Bellinis \"Norma\" im Festspielhaus Baden-Baden - Alexander Walther

IN DIE ZEIT DES ZWEITEN WELTKRIEGS VERSETZT
 
Bellinis "Norma" mit Cecilia Bartoli am 10. November 2016 im Festspielhaus/BADEN-BADEN Die Inszenierung von Moshe Leiser und Patrice Caurier (Bühne: Christian Fenouillat; Kostüme: Agostino Cavalca) versetzt die Handlung von Vincenzo Bellinis Oper "Norma" ins Rom des Jahres 1942. Hitler und Mussolini sind präsent. Es ist auch die Zeit der brutalen Partisanenkämpfe. Liebe, Opfer und Verrat werden hier auf eine beklemmende Stufe gestellt. Man sieht tote Partisanen und Soldaten auf der Bühne.
 
Hier hat es die Oberpriesterin Norma stets zu verhindern gewusst, dass eine von ihrem Vater Oroveso geschürte Empörung der Gallier gegen die Römer eskaliert. Für Cecilia Bartoli ist diese Norma eine große Liebende, was sich auch in der Musik sehr deutlich äussert. Es geht in dieser nicht immer geglückten Inszenierung nicht nur um die Liebe zwischen Mann und Frau, sondern vor allem auch um Normas Liebe zu ihrem Volk. Die Inszenierung stellt auch deutlich heraus, dass Polliones Liebe zu Norma (mit der er zwei Kinder hat) erkaltet ist. Er hat sich statt dessen in die junge Priesterin Adalgisa verliebt - Flavio warnt vor der tödlichen Gefahr. In wilder Rache will Norma sich und Polliones Kinder töten, bedroht diesen auch zuletzt mit der Pistole und kündigt an, alle umzubringen.
 
Hier besitzt die Aufführung großes Feuer und Cecilia Bartoli erreicht starke Bühnenpräsenz. Adalgisa ist bereit, ihrer Liebe zu Pollione zu entsagen - und Norma schöpft wieder neue Hoffnung.
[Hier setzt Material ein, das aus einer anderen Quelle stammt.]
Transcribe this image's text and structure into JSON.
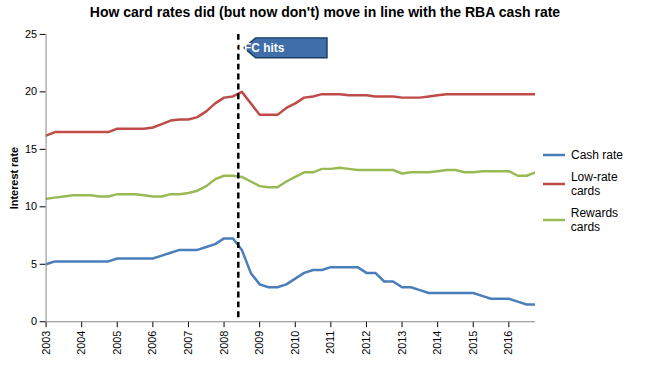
{
  "chart_data": {
    "type": "line",
    "title": "How card rates did (but now don't) move in line with the RBA cash rate",
    "y_label": "Interest rate",
    "x": [
      2003,
      2003.25,
      2003.5,
      2003.75,
      2004,
      2004.25,
      2004.5,
      2004.75,
      2005,
      2005.25,
      2005.5,
      2005.75,
      2006,
      2006.25,
      2006.5,
      2006.75,
      2007,
      2007.25,
      2007.5,
      2007.75,
      2008,
      2008.25,
      2008.5,
      2008.75,
      2009,
      2009.25,
      2009.5,
      2009.75,
      2010,
      2010.25,
      2010.5,
      2010.75,
      2011,
      2011.25,
      2011.5,
      2011.75,
      2012,
      2012.25,
      2012.5,
      2012.75,
      2013,
      2013.25,
      2013.5,
      2013.75,
      2014,
      2014.25,
      2014.5,
      2014.75,
      2015,
      2015.25,
      2015.5,
      2015.75,
      2016,
      2016.25,
      2016.5,
      2016.75
    ],
    "series": [
      {
        "name": "Cash rate",
        "color": "#4a7ebb",
        "values": [
          5.0,
          5.25,
          5.25,
          5.25,
          5.25,
          5.25,
          5.25,
          5.25,
          5.5,
          5.5,
          5.5,
          5.5,
          5.5,
          5.75,
          6.0,
          6.25,
          6.25,
          6.25,
          6.5,
          6.75,
          7.25,
          7.25,
          6.25,
          4.25,
          3.25,
          3.0,
          3.0,
          3.25,
          3.75,
          4.25,
          4.5,
          4.5,
          4.75,
          4.75,
          4.75,
          4.75,
          4.25,
          4.25,
          3.5,
          3.5,
          3.0,
          3.0,
          2.75,
          2.5,
          2.5,
          2.5,
          2.5,
          2.5,
          2.5,
          2.25,
          2.0,
          2.0,
          2.0,
          1.75,
          1.5,
          1.5
        ]
      },
      {
        "name": "Low-rate cards",
        "color": "#be4b48",
        "values": [
          16.2,
          16.5,
          16.5,
          16.5,
          16.5,
          16.5,
          16.5,
          16.5,
          16.8,
          16.8,
          16.8,
          16.8,
          16.9,
          17.2,
          17.5,
          17.6,
          17.6,
          17.8,
          18.3,
          19.0,
          19.5,
          19.6,
          20.0,
          19.0,
          18.0,
          18.0,
          18.0,
          18.6,
          19.0,
          19.5,
          19.6,
          19.8,
          19.8,
          19.8,
          19.7,
          19.7,
          19.7,
          19.6,
          19.6,
          19.6,
          19.5,
          19.5,
          19.5,
          19.6,
          19.7,
          19.8,
          19.8,
          19.8,
          19.8,
          19.8,
          19.8,
          19.8,
          19.8,
          19.8,
          19.8,
          19.8
        ]
      },
      {
        "name": "Rewards cards",
        "color": "#98b954",
        "values": [
          10.7,
          10.8,
          10.9,
          11.0,
          11.0,
          11.0,
          10.9,
          10.9,
          11.1,
          11.1,
          11.1,
          11.0,
          10.9,
          10.9,
          11.1,
          11.1,
          11.2,
          11.4,
          11.8,
          12.4,
          12.7,
          12.7,
          12.6,
          12.2,
          11.8,
          11.7,
          11.7,
          12.2,
          12.6,
          13.0,
          13.0,
          13.3,
          13.3,
          13.4,
          13.3,
          13.2,
          13.2,
          13.2,
          13.2,
          13.2,
          12.9,
          13.0,
          13.0,
          13.0,
          13.1,
          13.2,
          13.2,
          13.0,
          13.0,
          13.1,
          13.1,
          13.1,
          13.1,
          12.7,
          12.7,
          13.0
        ]
      }
    ],
    "xlim": [
      2003,
      2016.75
    ],
    "xticks": [
      2003,
      2004,
      2005,
      2006,
      2007,
      2008,
      2009,
      2010,
      2011,
      2012,
      2013,
      2014,
      2015,
      2016
    ],
    "ylim": [
      0,
      25
    ],
    "yticks": [
      0,
      5,
      10,
      15,
      20,
      25
    ],
    "legend": "right",
    "annotations": [
      {
        "text": "GFC hits",
        "x": 2008.4
      }
    ]
  }
}
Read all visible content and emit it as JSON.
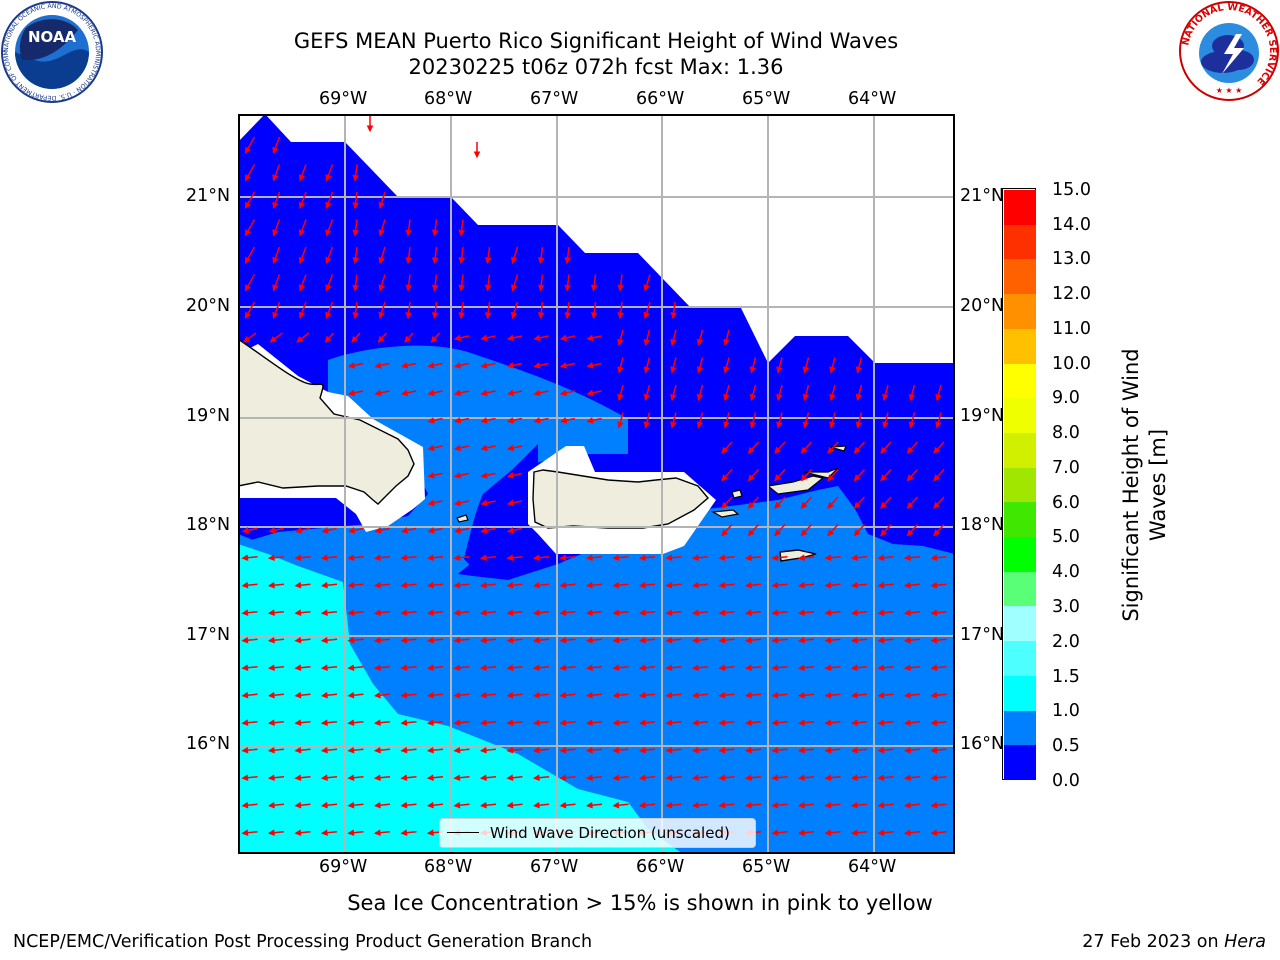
{
  "title": {
    "line1": "GEFS MEAN Puerto Rico Significant Height of Wind Waves",
    "line2": "20230225 t06z 072h fcst   Max: 1.36"
  },
  "map": {
    "lon_ticks": [
      "69°W",
      "68°W",
      "67°W",
      "66°W",
      "65°W",
      "64°W"
    ],
    "lat_ticks": [
      "21°N",
      "20°N",
      "19°N",
      "18°N",
      "17°N",
      "16°N"
    ],
    "legend_label": "Wind Wave Direction (unscaled)",
    "arrow_color": "#ff0000",
    "land_color": "#efedde",
    "fill_colors": {
      "0.0-0.5": "#0000ff",
      "0.5-1.0": "#0080ff",
      "1.0-1.5": "#00ffff"
    }
  },
  "colorbar": {
    "label": "Significant Height of Wind Waves [m]",
    "ticks": [
      "15.0",
      "14.0",
      "13.0",
      "12.0",
      "11.0",
      "10.0",
      "9.0",
      "8.0",
      "7.0",
      "6.0",
      "5.0",
      "4.0",
      "3.0",
      "2.0",
      "1.5",
      "1.0",
      "0.5",
      "0.0"
    ],
    "colors_bottom_to_top": [
      "#0000ff",
      "#0080ff",
      "#00ffff",
      "#4dffff",
      "#a0ffff",
      "#5aff78",
      "#00ff00",
      "#40e800",
      "#a0e600",
      "#d0f000",
      "#f0ff00",
      "#ffff00",
      "#ffc000",
      "#ff9000",
      "#ff6000",
      "#ff3000",
      "#ff0000"
    ]
  },
  "note": "Sea Ice Concentration > 15% is shown in pink to yellow",
  "footer": {
    "left": "NCEP/EMC/Verification Post Processing Product Generation Branch",
    "right_prefix": "27 Feb 2023 on ",
    "right_host": "Hera"
  },
  "logos": {
    "noaa_text": "NOAA",
    "noaa_ring": "NATIONAL OCEANIC AND ATMOSPHERIC ADMINISTRATION · U.S. DEPARTMENT OF COMMERCE ·",
    "nws_ring": "NATIONAL WEATHER SERVICE"
  }
}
Die Bühne wird durch wechselnde Vorhänge immer wieder gespalten. Ein anderes Mal nimmt man ein schlichtes Mansardenzimmer wahr. Bei der Zusammenkunft des Volkes wendet sich Norma scharf gegen einen Aufstand. Als Pollione Adalgisa gewaltsam entführen will, wird er verhaftet. Adalgisa wendet sich entsetzt von ihm ab, als sie erfährt, dass er mit Norma zwei Kinder hat. Norma fordert den Scheiterhaufen für sich und Pollione, der sie letztendlich um Vergebung bittet. Der Vater Oroveso soll sich Normas Kinder annehmen. Diese Schluss-Szene gelingt den beiden Regisseuren Moshe Leiser und Patrice Caurier am packendsten, denn es werden die Möbel der großräumigen Wohnung zusammengetragen, um den Scheiterhaufen zu errichten. Und im Hintergrund lodern die Flammen gespenstisch empor.
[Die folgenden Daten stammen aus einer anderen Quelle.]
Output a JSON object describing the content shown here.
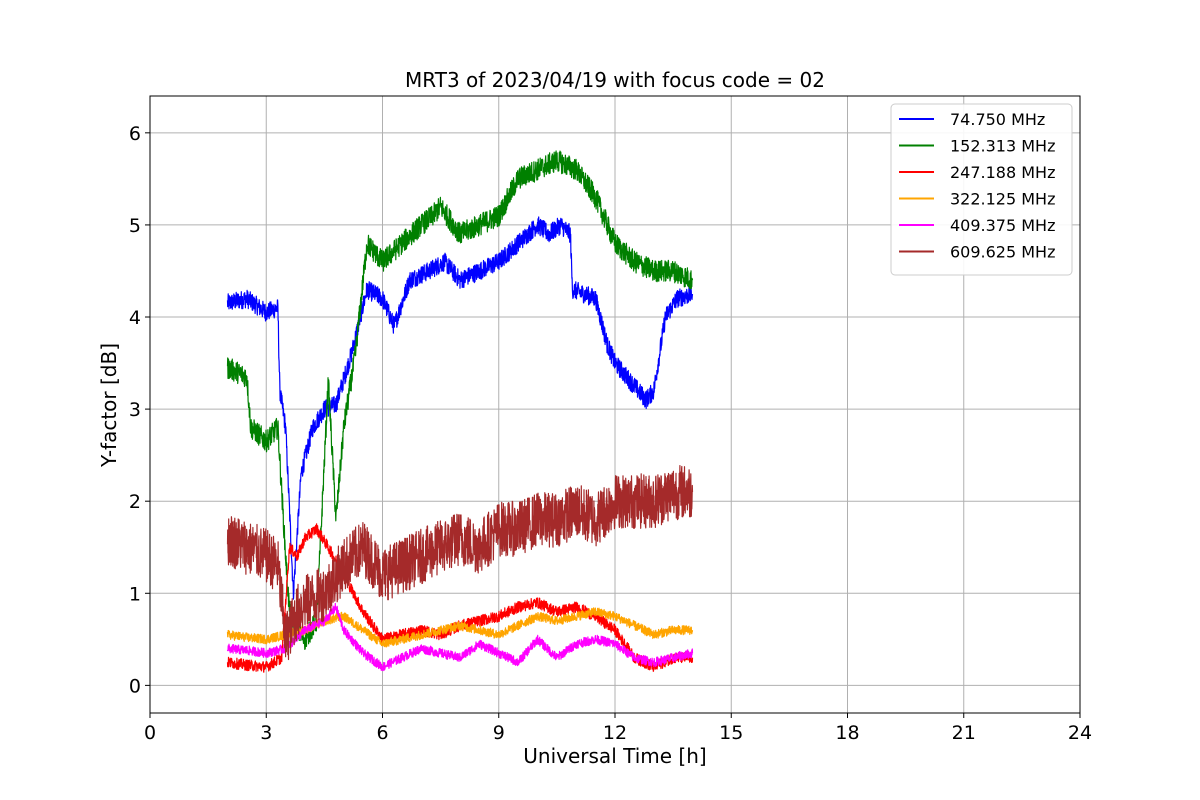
{
  "chart_data": {
    "type": "line",
    "title": "MRT3 of 2023/04/19 with focus code = 02",
    "xlabel": "Universal Time [h]",
    "ylabel": "Y-factor [dB]",
    "xlim": [
      0,
      24
    ],
    "ylim": [
      -0.3,
      6.4
    ],
    "xticks": [
      0,
      3,
      6,
      9,
      12,
      15,
      18,
      21,
      24
    ],
    "yticks": [
      0,
      1,
      2,
      3,
      4,
      5,
      6
    ],
    "grid": true,
    "legend_position": "top-right",
    "series": [
      {
        "name": " 74.750 MHz",
        "color": "#0000ff",
        "noise": 0.1,
        "x": [
          2.0,
          2.5,
          3.0,
          3.3,
          3.35,
          3.5,
          3.7,
          3.9,
          4.2,
          4.5,
          4.8,
          5.2,
          5.6,
          6.0,
          6.3,
          6.7,
          7.2,
          7.6,
          8.0,
          8.5,
          9.0,
          9.5,
          10.0,
          10.3,
          10.6,
          10.85,
          10.9,
          11.5,
          11.8,
          12.0,
          12.4,
          12.8,
          13.0,
          13.3,
          13.6,
          14.0
        ],
        "y": [
          4.15,
          4.2,
          4.05,
          4.1,
          3.2,
          2.8,
          1.0,
          2.3,
          2.8,
          3.0,
          3.05,
          3.6,
          4.3,
          4.2,
          3.9,
          4.4,
          4.5,
          4.6,
          4.4,
          4.5,
          4.6,
          4.8,
          5.0,
          4.9,
          5.0,
          4.9,
          4.3,
          4.2,
          3.7,
          3.5,
          3.3,
          3.1,
          3.2,
          4.0,
          4.2,
          4.25
        ]
      },
      {
        "name": "152.313 MHz",
        "color": "#008000",
        "noise": 0.12,
        "x": [
          2.0,
          2.5,
          2.6,
          3.0,
          3.3,
          3.5,
          3.6,
          3.8,
          4.0,
          4.3,
          4.6,
          4.8,
          5.0,
          5.3,
          5.6,
          6.0,
          6.5,
          7.0,
          7.3,
          7.5,
          8.0,
          8.5,
          9.0,
          9.5,
          10.0,
          10.5,
          11.0,
          11.5,
          12.0,
          12.5,
          13.0,
          13.5,
          14.0
        ],
        "y": [
          3.45,
          3.35,
          2.8,
          2.65,
          2.8,
          1.4,
          0.8,
          0.6,
          0.5,
          0.7,
          3.3,
          1.8,
          2.8,
          3.6,
          4.8,
          4.6,
          4.8,
          5.0,
          5.1,
          5.2,
          4.9,
          5.0,
          5.1,
          5.5,
          5.6,
          5.7,
          5.6,
          5.3,
          4.8,
          4.6,
          4.5,
          4.5,
          4.4
        ]
      },
      {
        "name": "247.188 MHz",
        "color": "#ff0000",
        "noise": 0.06,
        "x": [
          2.0,
          2.5,
          3.0,
          3.4,
          3.6,
          3.8,
          4.0,
          4.3,
          4.6,
          5.0,
          5.5,
          6.0,
          6.5,
          7.0,
          7.5,
          8.0,
          8.5,
          9.0,
          9.5,
          10.0,
          10.5,
          11.0,
          11.5,
          12.0,
          12.5,
          13.0,
          13.5,
          14.0
        ],
        "y": [
          0.25,
          0.22,
          0.2,
          0.3,
          1.5,
          1.4,
          1.6,
          1.7,
          1.5,
          1.2,
          0.8,
          0.5,
          0.55,
          0.6,
          0.55,
          0.65,
          0.7,
          0.75,
          0.85,
          0.9,
          0.8,
          0.85,
          0.75,
          0.6,
          0.3,
          0.2,
          0.3,
          0.3
        ]
      },
      {
        "name": "322.125 MHz",
        "color": "#ffa500",
        "noise": 0.05,
        "x": [
          2.0,
          2.5,
          3.0,
          3.5,
          4.0,
          4.5,
          5.0,
          5.5,
          6.0,
          6.5,
          7.0,
          7.5,
          8.0,
          8.5,
          9.0,
          9.5,
          10.0,
          10.5,
          11.0,
          11.5,
          12.0,
          12.5,
          13.0,
          13.5,
          14.0
        ],
        "y": [
          0.55,
          0.52,
          0.5,
          0.55,
          0.6,
          0.7,
          0.75,
          0.6,
          0.45,
          0.5,
          0.55,
          0.6,
          0.65,
          0.6,
          0.55,
          0.65,
          0.75,
          0.7,
          0.75,
          0.8,
          0.75,
          0.65,
          0.55,
          0.6,
          0.6
        ]
      },
      {
        "name": "409.375 MHz",
        "color": "#ff00ff",
        "noise": 0.05,
        "x": [
          2.0,
          2.5,
          3.0,
          3.5,
          4.0,
          4.5,
          4.8,
          5.0,
          5.5,
          6.0,
          6.5,
          7.0,
          7.5,
          8.0,
          8.5,
          9.0,
          9.5,
          10.0,
          10.5,
          11.0,
          11.5,
          12.0,
          12.5,
          13.0,
          13.5,
          14.0
        ],
        "y": [
          0.4,
          0.38,
          0.35,
          0.4,
          0.6,
          0.7,
          0.85,
          0.6,
          0.35,
          0.2,
          0.3,
          0.4,
          0.35,
          0.3,
          0.45,
          0.35,
          0.25,
          0.5,
          0.3,
          0.45,
          0.5,
          0.45,
          0.3,
          0.25,
          0.3,
          0.35
        ]
      },
      {
        "name": "609.625 MHz",
        "color": "#a52a2a",
        "noise": 0.3,
        "x": [
          2.0,
          2.5,
          3.0,
          3.3,
          3.5,
          3.8,
          4.0,
          4.5,
          5.0,
          5.5,
          6.0,
          6.5,
          7.0,
          7.5,
          8.0,
          8.5,
          9.0,
          9.5,
          10.0,
          10.5,
          11.0,
          11.5,
          12.0,
          12.5,
          13.0,
          13.5,
          14.0
        ],
        "y": [
          1.6,
          1.5,
          1.4,
          1.3,
          0.5,
          0.8,
          0.9,
          1.0,
          1.3,
          1.5,
          1.2,
          1.3,
          1.4,
          1.5,
          1.6,
          1.5,
          1.7,
          1.7,
          1.8,
          1.8,
          1.9,
          1.8,
          2.0,
          2.0,
          2.0,
          2.1,
          2.1
        ]
      }
    ]
  }
}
In dieser Inszenierung ist Norma keine unnahbare Heldin, sondern ein Mensch mit all seinen Leidenschaften. Am Ende steht das Opfer aus Liebe und der Verrat am eigenen Volk. Das Sühneopfer mit der Verpflichung zur Keuschheit erreicht hier eine enorme Intensität. Der Konflikt, der zwischen Normas Liebe zu Pollione und der Liebe zu ihrem Volk entsteht, wird bei dieser Inszenierung am überzeugendsten herausgearbeitet. Da erreicht die Aufführung auch eine große szenische Fülle. Man begreift, dass Norma ihre szenische Verstrickung verbergen muss. Und aus diesem Widerspruch ergibt sich die Tragödie der Norma, die zu ihrem tragischen Selbstopfer führt. Zuweilen hätte man sich allerdings in dieser Hinsicht vom Regieteam noch mehr psychologisches Fingerspitzengefühl gewünscht. Im Entschluss, sich selbst zu opfern, möchte Norma die Liebe Polliones zurückgewinnen. Die Sorge um die Kinder beschäftigt und bedrängt Norma ansonsten ständig. Dies zeigt sich in der Szene mit Clotilde im ersten Akt und im Duett mit Adalgisa im zweiten Akt. Die Stärke und gleichzeitige Schwachheit Normas fasziniert Cecilia Bartoli am meisten, was sie bei der Inszenierung auch drastisch zum Ausdruck bringt. Insbesondere auf die Schwachheit legt sie großen Wert.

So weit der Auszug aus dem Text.